New CDC Study: About 1 in 5 Deaths is Due to Injury
The injury death rate among children dropped nearly 30 percent over the last decade. However, injury is still the #1 cause of death among children. Common causes of deaths from child injuries include motor vehicle crashes, suffocation, drowning, poisoning, fires and burns, and falls.
Though rates for most causes of child injuries have been declining, suffocation rates are on the rise, driven by a 54 percent increase in reported cases among infants less than one year old. Poisoning death rates also went up, largely due to a 91 percent increase in deaths among teens aged 15-19 that were mainly caused by prescription drug overdoses.
How can parents and caregivers help prevent children from being fatally injured?

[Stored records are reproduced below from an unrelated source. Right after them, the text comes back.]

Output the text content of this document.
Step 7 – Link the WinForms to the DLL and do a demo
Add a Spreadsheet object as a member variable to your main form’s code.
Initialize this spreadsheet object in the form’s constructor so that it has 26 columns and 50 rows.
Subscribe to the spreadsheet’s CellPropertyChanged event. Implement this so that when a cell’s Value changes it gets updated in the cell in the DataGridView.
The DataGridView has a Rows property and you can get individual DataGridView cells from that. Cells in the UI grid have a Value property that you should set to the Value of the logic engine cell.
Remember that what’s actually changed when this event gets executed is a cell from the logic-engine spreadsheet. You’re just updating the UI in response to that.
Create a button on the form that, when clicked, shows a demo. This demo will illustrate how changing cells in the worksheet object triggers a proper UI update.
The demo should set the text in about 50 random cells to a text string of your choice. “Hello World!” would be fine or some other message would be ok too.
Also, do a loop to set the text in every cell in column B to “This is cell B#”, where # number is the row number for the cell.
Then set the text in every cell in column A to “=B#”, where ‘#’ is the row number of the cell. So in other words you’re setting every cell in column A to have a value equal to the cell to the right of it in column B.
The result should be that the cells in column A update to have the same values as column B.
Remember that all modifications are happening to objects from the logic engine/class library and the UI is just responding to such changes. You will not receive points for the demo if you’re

Most injuries are preventable. CDC has prevention tips for six leading causes of injury, as well as resources for parents and caregivers to help them protect the children they love.
Prevention tips include the following:
- Make sure infants sleep alone; placed on their backs on a firm surface.
- Don’t put loose bedding or soft toys in crib. (Learn more about safe sleeping at Baby Sleep Myths.)
- Be sure crib meets safety standards. (Learn more at www.cpsc.gov)
- Keep medicines away from children and teens.
- Keep cleaning solutions/other toxic products in original packaging away from children.
Motor Vehicle Crashes
- Always use seat belts, and appropriately sized child safety and booster seats. (Learn more at www.nhtsa.gov)
- Use safe-driving agreements or contracts with teens.
- Learn to swim—important for parents and kids.
- Use a four-sided fence with self-closing and self-latching gates around pool.
- Watch kids closely when they swim.
- Use smoke alarms—where people sleep & on every level of the home—test monthly.
- Create and practice a family fire escape plan.
- Install a home fire sprinkler system, if possible.
- Use a soft landing surface on playgrounds (such as sand or wood chips, not dirt or grass).
- Use protective gear, like a helmet, during sports and recreation.
- Install protective rails on bunk beds and loft beds.
To find information about the “Protect the Ones You Love” initiative, visit http://www.cdc.gov/safechild/.
*For this study, deaths from Sudden Infant Death Syndrome were not included. The reported increase in infant suffocation may be, in part, due to improved death scene investigations of what might previously have been coded as a SIDS death. We don’t believe that this explains all of the increase. In 2009 we lost almost 1,000 infants to suffocation which is entirely preventable with measures that are possible today.